Inovar não significa apenas colocar novos produtos na gôndola. Quando uma novidade entra sem objetivo, prazo de avaliação ou critério de permanência, o supermercado pode confundir movimento com progresso. O lançamento parece moderno, mas acrescenta estoque, tarefas e despesas sem entregar resultado.


Corredor de loja de bebidas com prateleiras cheias de cervejas e vinhos; clientes circulam sob piso geométrico colorido.

O custo começa na compra e continua no cadastro, armazenamento, exposição, reposição, comunicação, inventário e controle de validade. A reportagem “Quando diversificar deixa de gerar resultado no supermercado” mostra que mais SKUs aumentam a complexidade e podem reduzir a visibilidade dos itens de maior giro.


A inovação precisa partir de uma hipótese clara. O produto foi incluído para atender um novo público, completar uma faixa de preço, aproveitar uma tendência ou diferenciar a loja? A resposta define o que será medido.

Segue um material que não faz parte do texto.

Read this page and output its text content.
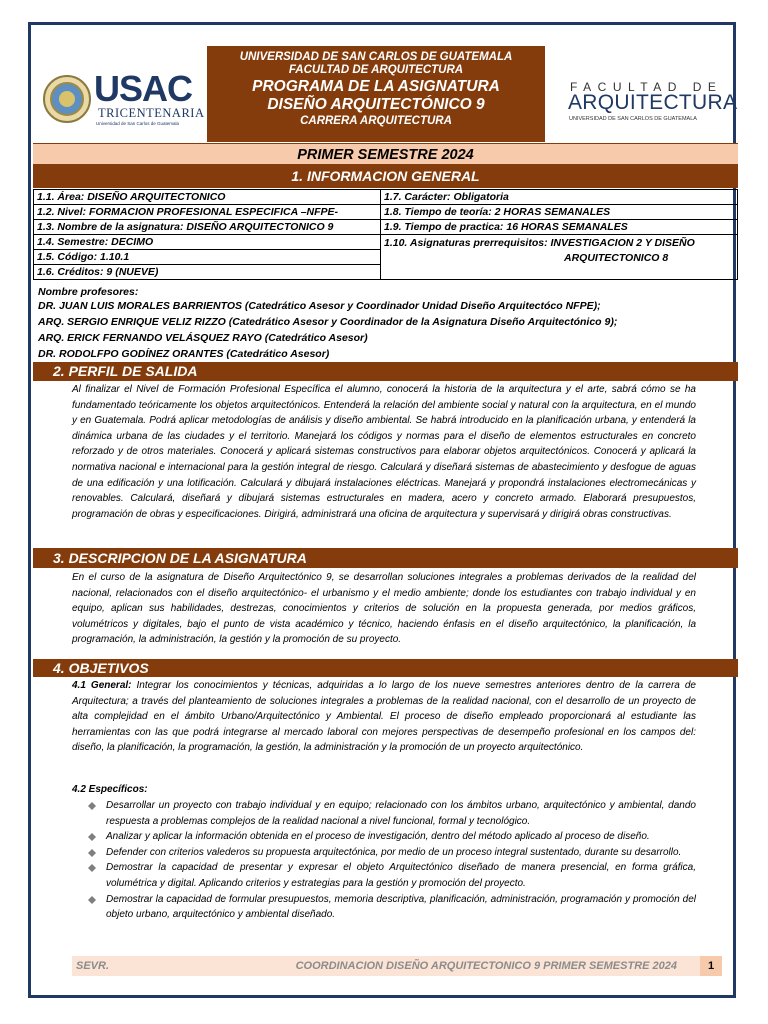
USAC
TRICENTENARIA
Universidad de San Carlos de Guatemala
UNIVERSIDAD DE SAN CARLOS DE GUATEMALA
FACULTAD DE ARQUITECTURA
PROGRAMA DE LA ASIGNATURA
DISEÑO ARQUITECTÓNICO 9
CARRERA ARQUITECTURA
FACULTAD DE
ARQUITECTURA
UNIVERSIDAD DE SAN CARLOS DE GUATEMALA
PRIMER SEMESTRE 2024
1. INFORMACION GENERAL
1.1. Área: DISEÑO ARQUITECTONICO	1.7. Carácter: Obligatoria
1.2. Nivel: FORMACION PROFESIONAL ESPECIFICA –NFPE-	1.8. Tiempo de teoría: 2 HORAS SEMANALES
1.3. Nombre de la asignatura: DISEÑO ARQUITECTONICO 9	1.9. Tiempo de practica: 16 HORAS SEMANALES
1.4. Semestre: DECIMO	1.10. Asignaturas prerrequisitos: INVESTIGACION 2 Y DISEÑO
ARQUITECTONICO 8

1.5. Código: 1.10.1	
1.6. Créditos: 9 (NUEVE)	
Nombre profesores:
DR. JUAN LUIS MORALES BARRIENTOS (Catedrático Asesor y Coordinador Unidad Diseño Arquitectóco NFPE);
ARQ. SERGIO ENRIQUE VELIZ RIZZO (Catedrático Asesor y Coordinador de la Asignatura Diseño Arquitectónico 9);
ARQ. ERICK FERNANDO VELÁSQUEZ RAYO (Catedrático Asesor)
DR. RODOLFPO GODÍNEZ ORANTES (Catedrático Asesor)
2. PERFIL DE SALIDA
Al finalizar el Nivel de Formación Profesional Específica el alumno, conocerá la historia de la arquitectura y el arte, sabrá cómo se ha fundamentado teóricamente los objetos arquitectónicos. Entenderá la relación del ambiente social y natural con la arquitectura, en el mundo y en Guatemala. Podrá aplicar metodologías de análisis y diseño ambiental. Se habrá introducido en la planificación urbana, y entenderá la dinámica urbana de las ciudades y el territorio. Manejará los códigos y normas para el diseño de elementos estructurales en concreto reforzado y de otros materiales. Conocerá y aplicará sistemas constructivos para elaborar objetos arquitectónicos. Conocerá y aplicará la normativa nacional e internacional para la gestión integral de riesgo. Calculará y diseñará sistemas de abastecimiento y desfogue de aguas de una edificación y una lotificación. Calculará y dibujará instalaciones eléctricas. Manejará y propondrá instalaciones electromecánicas y renovables. Calculará, diseñará y dibujará sistemas estructurales en madera, acero y concreto armado. Elaborará presupuestos, programación de obras y especificaciones. Dirigirá, administrará una oficina de arquitectura y supervisará y dirigirá obras constructivas.
3. DESCRIPCION DE LA ASIGNATURA
En el curso de la asignatura de Diseño Arquitectónico 9, se desarrollan soluciones integrales a problemas derivados de la realidad del nacional, relacionados con el diseño arquitectónico- el urbanismo y el medio ambiente; donde los estudiantes con trabajo individual y en equipo, aplican sus habilidades, destrezas, conocimientos y criterios de solución en la propuesta generada, por medios gráficos, volumétricos y digitales, bajo el punto de vista académico y técnico, haciendo énfasis en el diseño arquitectónico, la planificación, la programación, la administración, la gestión y la promoción de su proyecto.
4. OBJETIVOS
4.1 General: Integrar los conocimientos y técnicas, adquiridas a lo largo de los nueve semestres anteriores dentro de la carrera de Arquitectura; a través del planteamiento de soluciones integrales a problemas de la realidad nacional, con el desarrollo de un proyecto de alta complejidad en el ámbito Urbano/Arquitectónico y Ambiental. El proceso de diseño empleado proporcionará al estudiante las herramientas con las que podrá integrarse al mercado laboral con mejores perspectivas de desempeño profesional en los campos del: diseño, la planificación, la programación, la gestión, la administración y la promoción de un proyecto arquitectónico.
4.2 Específicos:
Desarrollar un proyecto con trabajo individual y en equipo; relacionado con los ámbitos urbano, arquitectónico y ambiental, dando respuesta a problemas complejos de la realidad nacional a nivel funcional, formal y tecnológico.
Analizar y aplicar la información obtenida en el proceso de investigación, dentro del método aplicado al proceso de diseño.
Defender con criterios valederos su propuesta arquitectónica, por medio de un proceso integral sustentado, durante su desarrollo.
Demostrar la capacidad de presentar y expresar el objeto Arquitectónico diseñado de manera presencial, en forma gráfica, volumétrica y digital. Aplicando criterios y estrategias para la gestión y promoción del proyecto.
Demostrar la capacidad de formular presupuestos, memoria descriptiva, planificación, administración, programación y promoción del objeto urbano, arquitectónico y ambiental diseñado.
SEVR.	COORDINACION DISEÑO ARQUITECTONICO 9 PRIMER SEMESTRE 2024	1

Vendas, margem em reais, giro, perdas, cobertura, repetição de compra e efeito sobre os demais itens da categoria ajudam a avaliar o lançamento.


Tecnologia também pode apoiar essa decisão. A matéria sobre como a inteligência artificial pode reduzir rupturas e excessos apresenta análises por SKU e por loja.

Uma prática possível é testar a novidade em poucas lojas ou durante um período definido, estabelecer metas e decidir previamente o que acontece se o resultado não aparecer. Inovação verdadeira gera valor para o cliente e para a empresa; sem gestão do mix, ela pode se tornar apenas um custo apresentado como progresso.